Jupps Gartentipps
Schneeräumen: Salz schadet den Pflanzen
Schnee schippen
Wenn es schneit, muss geräumt werden. Wer dieser Pflicht nicht nachkommt, haftet für eventuelle Schäden.
Foto: Patrick Pleul/dpa-Zentralbild/dpa-tmn
Bamberg – Der Schnee ist für die Pflanzen im Winter eine schützende Decke. Auf Gehwegen reicht Sand als Schutz gegen Glätte aus.

Schnee bildet eine schützende Decke für den Boden. Die Pflanzen können darunter ruhig den Winter verschlafen. Falls aber versäumt wurde, noch Blumenzwiebeln und Obstbäume zu pflanzen, sollte man dies auf keinen Fall bei Schnee machen. Kommt dieser nämlich an die Wurzeln, und sei es auch nur in kleinen Mengen, ist die Aussicht auf ein Anwachsen gering. Übrigens: Schneeschieber funktionieren besser, wenn sie leicht eingewachst werden. Dazu eignet sich Parafin und auch Kerzenwachs.

Sand statt Salz 

Auf dem eigenen Grundstück sollte unbedingt auf das Streuen von Salz verzichtet werden. Es reichert sich im Boden an und schädigt im hohen Maße die Pflanzen. Der Neuschnee lässt sich leicht mit einem Besen zur Seite kehren. Auf dem schneefreien, trockenen Pflaster oder Asphalt sind keine Streumittel erforderlich. Ist der Schnee festgetreten oder verreist, helfen Sand, feiner Streusplitt oder Riesel. Nach der Schneeschmelze kann man diese Streumittel getrost in die seitlichen Beete fegen, oder einsammeln und beim nächsten Einsatz wiederverwenden.

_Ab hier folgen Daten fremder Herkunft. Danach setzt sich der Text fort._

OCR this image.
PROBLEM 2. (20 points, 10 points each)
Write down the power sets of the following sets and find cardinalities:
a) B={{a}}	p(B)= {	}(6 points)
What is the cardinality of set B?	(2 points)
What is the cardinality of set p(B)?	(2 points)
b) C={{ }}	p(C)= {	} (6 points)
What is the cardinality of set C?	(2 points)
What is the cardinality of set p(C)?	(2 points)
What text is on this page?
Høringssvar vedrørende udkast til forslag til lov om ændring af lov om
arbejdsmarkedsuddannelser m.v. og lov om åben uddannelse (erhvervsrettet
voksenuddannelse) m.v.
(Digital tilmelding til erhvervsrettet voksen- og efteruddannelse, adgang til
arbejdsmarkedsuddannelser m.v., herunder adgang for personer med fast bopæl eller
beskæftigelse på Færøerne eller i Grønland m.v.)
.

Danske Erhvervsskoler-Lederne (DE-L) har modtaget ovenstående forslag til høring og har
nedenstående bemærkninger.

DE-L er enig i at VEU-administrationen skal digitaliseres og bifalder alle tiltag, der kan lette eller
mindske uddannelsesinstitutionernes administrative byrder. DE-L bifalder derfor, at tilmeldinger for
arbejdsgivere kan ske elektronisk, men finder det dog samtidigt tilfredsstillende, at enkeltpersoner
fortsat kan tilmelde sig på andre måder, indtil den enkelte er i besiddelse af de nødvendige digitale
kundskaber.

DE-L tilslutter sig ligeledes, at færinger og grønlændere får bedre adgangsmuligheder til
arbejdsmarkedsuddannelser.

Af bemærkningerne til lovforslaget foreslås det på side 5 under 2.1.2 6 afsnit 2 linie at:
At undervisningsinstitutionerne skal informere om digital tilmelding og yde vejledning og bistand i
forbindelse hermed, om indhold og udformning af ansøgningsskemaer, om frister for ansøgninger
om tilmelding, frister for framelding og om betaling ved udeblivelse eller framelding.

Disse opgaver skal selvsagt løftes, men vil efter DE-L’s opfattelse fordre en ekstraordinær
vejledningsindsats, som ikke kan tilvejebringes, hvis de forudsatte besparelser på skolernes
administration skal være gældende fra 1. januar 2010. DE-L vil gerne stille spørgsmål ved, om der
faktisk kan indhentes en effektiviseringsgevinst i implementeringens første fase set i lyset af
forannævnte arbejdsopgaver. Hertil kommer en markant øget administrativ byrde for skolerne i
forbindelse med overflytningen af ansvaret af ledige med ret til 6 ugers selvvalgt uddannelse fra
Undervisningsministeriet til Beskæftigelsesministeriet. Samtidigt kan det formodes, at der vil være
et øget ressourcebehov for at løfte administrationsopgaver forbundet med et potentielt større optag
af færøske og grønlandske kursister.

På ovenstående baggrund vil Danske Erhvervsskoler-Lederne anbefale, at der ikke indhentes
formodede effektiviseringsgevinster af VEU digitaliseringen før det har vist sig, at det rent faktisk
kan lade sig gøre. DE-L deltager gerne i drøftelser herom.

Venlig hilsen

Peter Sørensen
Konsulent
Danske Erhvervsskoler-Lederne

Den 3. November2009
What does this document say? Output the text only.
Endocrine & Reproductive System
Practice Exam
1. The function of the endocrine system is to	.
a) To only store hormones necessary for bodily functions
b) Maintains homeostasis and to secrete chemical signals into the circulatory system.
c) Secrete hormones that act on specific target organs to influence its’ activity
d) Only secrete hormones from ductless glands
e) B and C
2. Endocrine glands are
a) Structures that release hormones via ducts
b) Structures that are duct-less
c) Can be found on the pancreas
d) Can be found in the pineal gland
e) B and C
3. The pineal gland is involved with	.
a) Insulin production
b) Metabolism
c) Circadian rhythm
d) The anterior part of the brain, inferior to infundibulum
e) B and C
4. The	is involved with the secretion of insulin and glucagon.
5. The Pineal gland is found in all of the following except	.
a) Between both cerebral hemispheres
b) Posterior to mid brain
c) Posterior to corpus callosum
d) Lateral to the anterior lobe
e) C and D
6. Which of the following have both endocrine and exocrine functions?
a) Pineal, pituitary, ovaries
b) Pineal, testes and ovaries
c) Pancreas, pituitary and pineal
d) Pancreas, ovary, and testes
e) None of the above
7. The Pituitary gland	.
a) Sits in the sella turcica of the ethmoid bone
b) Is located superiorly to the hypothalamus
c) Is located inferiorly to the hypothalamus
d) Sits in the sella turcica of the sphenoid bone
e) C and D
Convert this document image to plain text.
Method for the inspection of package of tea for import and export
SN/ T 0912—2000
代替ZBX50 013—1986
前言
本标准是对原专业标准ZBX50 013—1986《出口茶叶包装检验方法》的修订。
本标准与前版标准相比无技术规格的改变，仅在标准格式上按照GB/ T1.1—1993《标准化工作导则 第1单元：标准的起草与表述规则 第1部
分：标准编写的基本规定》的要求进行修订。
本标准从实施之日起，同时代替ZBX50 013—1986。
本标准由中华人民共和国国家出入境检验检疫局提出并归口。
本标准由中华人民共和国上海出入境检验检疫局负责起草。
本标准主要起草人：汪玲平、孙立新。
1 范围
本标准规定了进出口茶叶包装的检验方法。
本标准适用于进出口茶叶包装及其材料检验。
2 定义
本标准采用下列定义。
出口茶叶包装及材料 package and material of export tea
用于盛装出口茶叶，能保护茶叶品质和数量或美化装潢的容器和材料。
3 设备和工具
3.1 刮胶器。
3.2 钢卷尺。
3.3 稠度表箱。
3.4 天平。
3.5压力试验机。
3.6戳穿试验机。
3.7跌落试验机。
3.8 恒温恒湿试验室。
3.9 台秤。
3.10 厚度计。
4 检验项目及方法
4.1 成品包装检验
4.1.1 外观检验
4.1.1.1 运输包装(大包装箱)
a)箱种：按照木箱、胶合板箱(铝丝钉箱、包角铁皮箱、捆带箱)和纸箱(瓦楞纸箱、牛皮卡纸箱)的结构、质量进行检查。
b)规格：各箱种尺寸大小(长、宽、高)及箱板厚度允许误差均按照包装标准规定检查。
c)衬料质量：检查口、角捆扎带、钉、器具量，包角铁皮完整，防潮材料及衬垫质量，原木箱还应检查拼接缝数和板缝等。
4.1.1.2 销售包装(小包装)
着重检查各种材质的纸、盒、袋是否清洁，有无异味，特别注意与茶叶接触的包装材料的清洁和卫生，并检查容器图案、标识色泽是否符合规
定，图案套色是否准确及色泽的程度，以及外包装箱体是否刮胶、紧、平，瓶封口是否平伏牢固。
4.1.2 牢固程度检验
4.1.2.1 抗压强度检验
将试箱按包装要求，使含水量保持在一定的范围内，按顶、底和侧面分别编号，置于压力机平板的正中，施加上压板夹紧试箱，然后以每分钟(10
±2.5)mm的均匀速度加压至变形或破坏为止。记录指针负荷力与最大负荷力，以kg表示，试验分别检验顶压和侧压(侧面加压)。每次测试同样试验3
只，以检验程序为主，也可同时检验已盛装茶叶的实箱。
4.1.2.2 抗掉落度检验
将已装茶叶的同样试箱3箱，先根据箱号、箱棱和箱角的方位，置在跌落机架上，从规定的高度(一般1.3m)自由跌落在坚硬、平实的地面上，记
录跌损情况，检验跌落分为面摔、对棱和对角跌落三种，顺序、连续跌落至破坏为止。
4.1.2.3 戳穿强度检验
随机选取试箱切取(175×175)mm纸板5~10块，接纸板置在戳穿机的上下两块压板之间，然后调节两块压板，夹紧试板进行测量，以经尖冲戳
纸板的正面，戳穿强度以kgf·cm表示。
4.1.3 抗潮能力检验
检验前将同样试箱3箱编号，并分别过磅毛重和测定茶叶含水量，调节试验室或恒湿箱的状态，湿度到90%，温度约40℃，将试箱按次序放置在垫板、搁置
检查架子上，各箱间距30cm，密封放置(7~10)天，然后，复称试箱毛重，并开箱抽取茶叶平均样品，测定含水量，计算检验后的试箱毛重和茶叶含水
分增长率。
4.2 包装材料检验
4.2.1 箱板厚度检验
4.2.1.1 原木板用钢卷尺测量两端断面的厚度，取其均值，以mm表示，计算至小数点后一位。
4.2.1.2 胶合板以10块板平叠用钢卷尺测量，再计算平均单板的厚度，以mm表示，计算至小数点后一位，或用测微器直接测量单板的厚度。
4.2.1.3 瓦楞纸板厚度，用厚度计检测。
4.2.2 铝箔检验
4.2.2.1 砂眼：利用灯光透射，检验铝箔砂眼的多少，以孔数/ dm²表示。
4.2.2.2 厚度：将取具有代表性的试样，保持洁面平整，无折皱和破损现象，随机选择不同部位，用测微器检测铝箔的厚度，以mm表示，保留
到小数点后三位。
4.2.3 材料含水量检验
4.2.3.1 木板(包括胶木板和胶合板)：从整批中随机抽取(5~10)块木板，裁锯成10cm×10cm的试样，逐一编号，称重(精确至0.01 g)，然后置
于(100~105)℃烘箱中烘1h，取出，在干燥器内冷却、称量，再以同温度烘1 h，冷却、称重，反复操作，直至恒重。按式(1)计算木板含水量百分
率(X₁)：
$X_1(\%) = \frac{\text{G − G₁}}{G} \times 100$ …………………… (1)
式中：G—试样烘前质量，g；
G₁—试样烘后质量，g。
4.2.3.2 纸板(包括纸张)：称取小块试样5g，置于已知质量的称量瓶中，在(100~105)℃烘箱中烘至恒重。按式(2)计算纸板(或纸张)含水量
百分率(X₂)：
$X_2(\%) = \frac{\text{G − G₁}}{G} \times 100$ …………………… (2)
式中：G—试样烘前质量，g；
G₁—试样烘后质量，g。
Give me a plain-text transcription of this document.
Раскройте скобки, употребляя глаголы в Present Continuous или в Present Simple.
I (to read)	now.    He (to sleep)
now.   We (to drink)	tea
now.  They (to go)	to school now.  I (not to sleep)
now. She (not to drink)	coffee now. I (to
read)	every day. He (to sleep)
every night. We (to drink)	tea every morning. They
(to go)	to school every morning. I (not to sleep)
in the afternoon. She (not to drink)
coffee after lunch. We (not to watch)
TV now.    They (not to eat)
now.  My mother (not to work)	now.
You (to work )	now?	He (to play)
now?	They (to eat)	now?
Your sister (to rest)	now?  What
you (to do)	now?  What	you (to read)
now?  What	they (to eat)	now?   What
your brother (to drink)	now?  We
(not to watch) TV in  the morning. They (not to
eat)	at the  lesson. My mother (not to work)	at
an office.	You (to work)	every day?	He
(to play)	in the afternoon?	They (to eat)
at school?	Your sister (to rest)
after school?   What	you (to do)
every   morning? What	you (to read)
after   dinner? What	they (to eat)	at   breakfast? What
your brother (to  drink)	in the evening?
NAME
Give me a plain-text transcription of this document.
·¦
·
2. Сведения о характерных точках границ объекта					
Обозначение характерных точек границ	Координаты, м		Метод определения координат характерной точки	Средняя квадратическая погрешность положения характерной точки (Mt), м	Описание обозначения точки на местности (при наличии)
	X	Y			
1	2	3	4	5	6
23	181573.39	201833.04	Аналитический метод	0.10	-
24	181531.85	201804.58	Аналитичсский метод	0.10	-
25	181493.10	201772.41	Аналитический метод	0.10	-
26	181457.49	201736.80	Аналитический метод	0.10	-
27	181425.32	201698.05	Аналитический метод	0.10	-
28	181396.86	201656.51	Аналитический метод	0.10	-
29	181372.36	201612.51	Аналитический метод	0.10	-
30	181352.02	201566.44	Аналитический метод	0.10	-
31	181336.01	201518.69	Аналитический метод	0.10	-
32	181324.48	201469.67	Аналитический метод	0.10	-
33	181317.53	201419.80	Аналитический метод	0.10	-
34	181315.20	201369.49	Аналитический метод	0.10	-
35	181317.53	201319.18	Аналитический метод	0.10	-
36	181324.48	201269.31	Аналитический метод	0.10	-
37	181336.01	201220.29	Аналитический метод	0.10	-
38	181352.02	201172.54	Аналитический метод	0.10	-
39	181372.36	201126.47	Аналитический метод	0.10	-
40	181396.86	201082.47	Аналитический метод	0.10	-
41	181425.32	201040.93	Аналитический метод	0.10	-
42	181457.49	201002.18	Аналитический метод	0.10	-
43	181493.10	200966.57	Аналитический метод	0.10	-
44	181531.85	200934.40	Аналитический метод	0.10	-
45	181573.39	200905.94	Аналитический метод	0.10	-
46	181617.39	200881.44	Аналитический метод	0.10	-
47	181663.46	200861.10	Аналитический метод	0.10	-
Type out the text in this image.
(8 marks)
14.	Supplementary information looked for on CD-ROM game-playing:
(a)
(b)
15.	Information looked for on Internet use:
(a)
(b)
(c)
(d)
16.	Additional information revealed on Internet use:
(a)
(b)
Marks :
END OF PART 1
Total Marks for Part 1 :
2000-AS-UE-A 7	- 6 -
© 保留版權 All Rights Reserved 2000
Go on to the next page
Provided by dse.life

Salz richtet im Boden Schaden an

Der Gartenboden an einer stark befahrenen Straße wird im Winter regelrecht gepökelt. Das salzhaltige Spritzwasser regnet auf den Randbereich des Gartens nieder, dringt in den Boden ein und richtet dort erhebliche Schäden an. Die Folge: der Boden verschlämmt, wird verdichtet und somit schlecht durchlüftet. Der Salzanteil entzieht außerdem dem Boden im Wurzelbereich Wasser, das den Pflanzen ebenso fehlt, wie die wichtigsten Nährstoffe.

Im Frühjahr bringen die geschädigten Pflanzen nur kleine fleckige, oft gekräuselte Blätter hervor, die sich bald braun färben und dann abfallen. Zuletzt stirbt die ganze Pflanze. Oft helfen dann nur noch salztolerante Pflanzen aus Küstenregionen wie Grasnelken, Salzaster, Sanddorn, Stranddistel, Kartoffelrose und Strauchmalve. Wenn das Grundstück groß genug ist, leistet ein Wall zur Straße hin gute Dienste. Er kann den inneren Bereich des Gartens schützen. Salz schädigt aber nicht nur den Boden, sondern greift sogar die verschiedenen Materialien wie Beton und Eisen an.